Tech and Scale Are Key to Tackling Tight Servicing Margins

Editor's Note: This article is part of the National Mortgage News' MBA Annual Special. Click here to see more from the report.

Lee Smith, COO of Flagstar Bank, estimates that a servicer needs between 180,000 and 200,000 loans to break even in the current working environment.

To put it bluntly, it's hard to make a buck in servicing. In 2015, costs per nonperforming loan rose to $2,386 from $1,965 a year earlier, according to data from the Mortgage Bankers Association. With interest rates remaining low and reducing income, profit margins are being squeezed tight thanks to a combination of unfavorable changes to the fair value of mortgage servicing rights and higher costs due to regulation.

But by decreasing costs through technology, outsourcing and scale, they not only can give their margins a much-needed boost but also set themselves up to reap the rewards in the future.

"We will be moving to a purchase market inevitably," said Scott Fecteau, a managing director at Accenture Credit Services. "The people who are making investments now are positioning themselves for the next wave of purchase originations."

Technologies that can drive servicing cost-savings take two forms: customer self-service technology and robotic process automation. Both of these technologies work to drive improved efficiency and drive higher satisfaction for consumers and employees alike.

More importantly, these technologies allow companies to devote employee resources to value-added services rather than tasks like fielding calls or data entry, said Kelly Adkisson, managing director for Accenture's credit consulting practice in North America. The same mentality applies to the choice servicers face in whether or not to outsource certain parts of their business offshore.

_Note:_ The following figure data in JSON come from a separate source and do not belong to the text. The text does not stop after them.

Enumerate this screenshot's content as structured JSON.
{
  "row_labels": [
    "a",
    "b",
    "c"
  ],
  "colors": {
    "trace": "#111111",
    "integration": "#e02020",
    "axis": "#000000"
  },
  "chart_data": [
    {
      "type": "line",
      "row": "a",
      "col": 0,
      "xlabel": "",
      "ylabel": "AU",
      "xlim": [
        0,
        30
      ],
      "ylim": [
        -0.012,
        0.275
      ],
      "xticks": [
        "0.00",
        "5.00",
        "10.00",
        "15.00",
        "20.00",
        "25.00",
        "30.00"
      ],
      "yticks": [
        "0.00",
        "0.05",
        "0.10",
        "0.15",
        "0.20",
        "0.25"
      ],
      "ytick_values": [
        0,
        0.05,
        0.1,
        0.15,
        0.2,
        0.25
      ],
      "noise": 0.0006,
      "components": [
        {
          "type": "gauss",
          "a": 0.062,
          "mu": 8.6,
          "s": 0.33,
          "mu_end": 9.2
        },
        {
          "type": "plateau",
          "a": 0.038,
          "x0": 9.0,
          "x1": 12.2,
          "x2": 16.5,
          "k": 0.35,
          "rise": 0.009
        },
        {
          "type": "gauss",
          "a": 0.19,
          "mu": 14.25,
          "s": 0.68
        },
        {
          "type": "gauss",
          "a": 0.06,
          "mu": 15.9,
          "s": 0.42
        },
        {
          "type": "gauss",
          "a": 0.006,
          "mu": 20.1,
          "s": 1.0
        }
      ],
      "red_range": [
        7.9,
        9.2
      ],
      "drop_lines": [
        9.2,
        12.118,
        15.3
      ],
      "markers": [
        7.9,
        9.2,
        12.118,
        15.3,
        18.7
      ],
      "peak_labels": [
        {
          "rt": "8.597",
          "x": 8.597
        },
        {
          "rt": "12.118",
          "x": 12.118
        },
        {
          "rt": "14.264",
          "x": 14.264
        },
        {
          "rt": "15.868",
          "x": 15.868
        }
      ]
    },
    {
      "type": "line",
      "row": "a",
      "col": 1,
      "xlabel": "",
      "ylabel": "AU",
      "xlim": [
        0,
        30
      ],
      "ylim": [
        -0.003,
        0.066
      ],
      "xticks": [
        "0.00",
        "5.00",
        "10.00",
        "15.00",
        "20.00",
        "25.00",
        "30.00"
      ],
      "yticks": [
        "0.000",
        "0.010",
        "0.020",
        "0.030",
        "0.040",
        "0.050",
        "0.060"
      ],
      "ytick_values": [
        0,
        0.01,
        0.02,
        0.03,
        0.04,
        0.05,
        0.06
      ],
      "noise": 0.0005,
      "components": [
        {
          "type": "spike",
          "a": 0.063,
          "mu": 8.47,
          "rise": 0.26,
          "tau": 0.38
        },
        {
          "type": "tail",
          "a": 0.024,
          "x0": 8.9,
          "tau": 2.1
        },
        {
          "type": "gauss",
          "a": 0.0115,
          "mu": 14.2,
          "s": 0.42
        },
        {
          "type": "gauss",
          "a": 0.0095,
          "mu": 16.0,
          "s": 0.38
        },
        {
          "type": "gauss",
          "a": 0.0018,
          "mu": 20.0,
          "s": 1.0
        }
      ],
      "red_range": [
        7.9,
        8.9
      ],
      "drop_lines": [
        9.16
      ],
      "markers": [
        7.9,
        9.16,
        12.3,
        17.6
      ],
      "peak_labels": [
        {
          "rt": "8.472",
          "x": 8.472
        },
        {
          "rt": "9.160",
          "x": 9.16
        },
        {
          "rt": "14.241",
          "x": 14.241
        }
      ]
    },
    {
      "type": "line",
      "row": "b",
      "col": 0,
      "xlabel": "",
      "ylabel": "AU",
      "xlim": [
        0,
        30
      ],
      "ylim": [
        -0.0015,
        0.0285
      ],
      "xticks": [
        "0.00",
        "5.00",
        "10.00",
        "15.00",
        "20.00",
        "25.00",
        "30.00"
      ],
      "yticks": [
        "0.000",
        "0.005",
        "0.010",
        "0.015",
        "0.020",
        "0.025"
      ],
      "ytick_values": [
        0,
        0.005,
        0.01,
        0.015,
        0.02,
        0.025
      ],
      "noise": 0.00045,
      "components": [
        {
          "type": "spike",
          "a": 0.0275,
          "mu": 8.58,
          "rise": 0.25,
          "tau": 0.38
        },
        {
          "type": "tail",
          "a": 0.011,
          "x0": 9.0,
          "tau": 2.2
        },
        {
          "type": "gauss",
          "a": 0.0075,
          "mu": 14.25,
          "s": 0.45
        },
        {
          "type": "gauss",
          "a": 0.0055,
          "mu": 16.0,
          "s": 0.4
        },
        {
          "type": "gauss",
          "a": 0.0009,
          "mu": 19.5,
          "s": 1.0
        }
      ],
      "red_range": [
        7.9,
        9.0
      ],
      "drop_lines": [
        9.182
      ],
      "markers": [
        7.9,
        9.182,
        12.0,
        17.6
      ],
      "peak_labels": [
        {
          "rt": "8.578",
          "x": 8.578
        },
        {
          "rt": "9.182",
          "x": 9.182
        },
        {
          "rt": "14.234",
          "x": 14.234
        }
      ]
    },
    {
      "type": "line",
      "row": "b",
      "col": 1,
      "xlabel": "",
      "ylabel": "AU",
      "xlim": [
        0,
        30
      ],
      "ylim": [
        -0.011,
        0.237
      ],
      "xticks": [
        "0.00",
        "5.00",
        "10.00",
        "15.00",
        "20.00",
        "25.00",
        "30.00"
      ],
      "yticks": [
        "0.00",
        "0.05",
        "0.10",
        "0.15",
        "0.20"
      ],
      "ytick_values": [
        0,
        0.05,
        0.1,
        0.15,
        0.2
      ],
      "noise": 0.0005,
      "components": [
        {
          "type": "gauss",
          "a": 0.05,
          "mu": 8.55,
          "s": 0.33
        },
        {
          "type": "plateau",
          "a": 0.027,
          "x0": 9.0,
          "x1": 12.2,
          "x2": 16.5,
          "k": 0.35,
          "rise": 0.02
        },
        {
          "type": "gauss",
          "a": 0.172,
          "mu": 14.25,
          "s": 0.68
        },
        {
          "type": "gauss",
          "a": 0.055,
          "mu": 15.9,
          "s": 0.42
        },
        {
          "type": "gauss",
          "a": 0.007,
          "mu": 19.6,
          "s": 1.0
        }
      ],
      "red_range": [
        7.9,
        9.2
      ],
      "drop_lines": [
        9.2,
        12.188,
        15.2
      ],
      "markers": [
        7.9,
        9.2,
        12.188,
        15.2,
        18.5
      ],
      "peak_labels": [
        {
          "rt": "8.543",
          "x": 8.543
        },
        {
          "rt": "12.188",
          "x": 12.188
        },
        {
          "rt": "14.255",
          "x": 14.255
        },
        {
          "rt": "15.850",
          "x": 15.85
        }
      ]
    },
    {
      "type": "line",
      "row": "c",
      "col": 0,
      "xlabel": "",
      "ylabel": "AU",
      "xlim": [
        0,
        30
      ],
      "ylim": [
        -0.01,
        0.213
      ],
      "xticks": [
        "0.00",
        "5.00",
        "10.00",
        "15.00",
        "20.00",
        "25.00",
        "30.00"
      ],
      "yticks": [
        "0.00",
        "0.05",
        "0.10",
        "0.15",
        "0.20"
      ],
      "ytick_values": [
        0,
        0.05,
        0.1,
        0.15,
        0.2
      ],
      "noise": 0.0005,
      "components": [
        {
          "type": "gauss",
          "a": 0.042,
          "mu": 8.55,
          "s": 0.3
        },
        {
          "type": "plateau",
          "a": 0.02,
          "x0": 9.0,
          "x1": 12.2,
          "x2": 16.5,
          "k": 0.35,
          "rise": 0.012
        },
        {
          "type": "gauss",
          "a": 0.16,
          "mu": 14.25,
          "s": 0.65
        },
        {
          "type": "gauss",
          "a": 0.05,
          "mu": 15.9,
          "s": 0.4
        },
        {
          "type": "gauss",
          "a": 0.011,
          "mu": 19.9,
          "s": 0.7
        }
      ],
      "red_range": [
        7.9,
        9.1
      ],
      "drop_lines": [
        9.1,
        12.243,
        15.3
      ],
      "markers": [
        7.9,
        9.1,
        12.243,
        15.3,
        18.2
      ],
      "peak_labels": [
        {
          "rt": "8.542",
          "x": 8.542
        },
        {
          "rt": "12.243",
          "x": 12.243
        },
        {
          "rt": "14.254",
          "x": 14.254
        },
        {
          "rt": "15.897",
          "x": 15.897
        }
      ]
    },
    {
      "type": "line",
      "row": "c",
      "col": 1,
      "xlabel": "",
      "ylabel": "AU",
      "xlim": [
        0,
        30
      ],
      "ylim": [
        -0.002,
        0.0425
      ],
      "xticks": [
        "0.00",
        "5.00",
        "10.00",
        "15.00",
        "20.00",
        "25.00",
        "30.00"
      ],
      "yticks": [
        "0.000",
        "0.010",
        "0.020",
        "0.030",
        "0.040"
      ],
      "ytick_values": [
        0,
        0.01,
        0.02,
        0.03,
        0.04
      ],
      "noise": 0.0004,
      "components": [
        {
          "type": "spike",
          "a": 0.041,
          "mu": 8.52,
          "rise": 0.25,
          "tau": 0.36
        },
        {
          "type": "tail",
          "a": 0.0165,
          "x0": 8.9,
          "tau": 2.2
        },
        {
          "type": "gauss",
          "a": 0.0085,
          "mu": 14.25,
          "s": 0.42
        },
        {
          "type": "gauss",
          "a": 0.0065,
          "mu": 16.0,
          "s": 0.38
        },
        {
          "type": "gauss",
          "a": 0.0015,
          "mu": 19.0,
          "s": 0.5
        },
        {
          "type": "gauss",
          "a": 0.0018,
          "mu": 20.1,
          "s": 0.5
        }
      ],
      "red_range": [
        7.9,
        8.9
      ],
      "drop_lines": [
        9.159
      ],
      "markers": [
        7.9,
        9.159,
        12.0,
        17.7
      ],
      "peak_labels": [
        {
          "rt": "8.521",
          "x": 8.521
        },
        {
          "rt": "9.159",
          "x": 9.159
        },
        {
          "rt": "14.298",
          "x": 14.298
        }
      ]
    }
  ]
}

"In servicing, the largest expense base is typically coming from your personnel," Adkisson said, noting that robotic process automation alone can enable a 30% cost reduction or more for some companies.

But as important as those investments is another, perhaps counterintuitive one: scale.

"You need scale," said Lee Smith, chief operating officer of Flagstar Bank, particularly with regards to companies in the performing servicing space. He estimates that a servicer needs between 180,000 and 200,000 loans to break even in the current working environment.

Flagstar has roughly 360,000 loans that it either services or subservices, which is why the company's servicing division has remained profitable, Smith said.

"Once you get over 200,000, it's all done at the margin and it's all profit because you've already covered your fixed cost base," Smith said.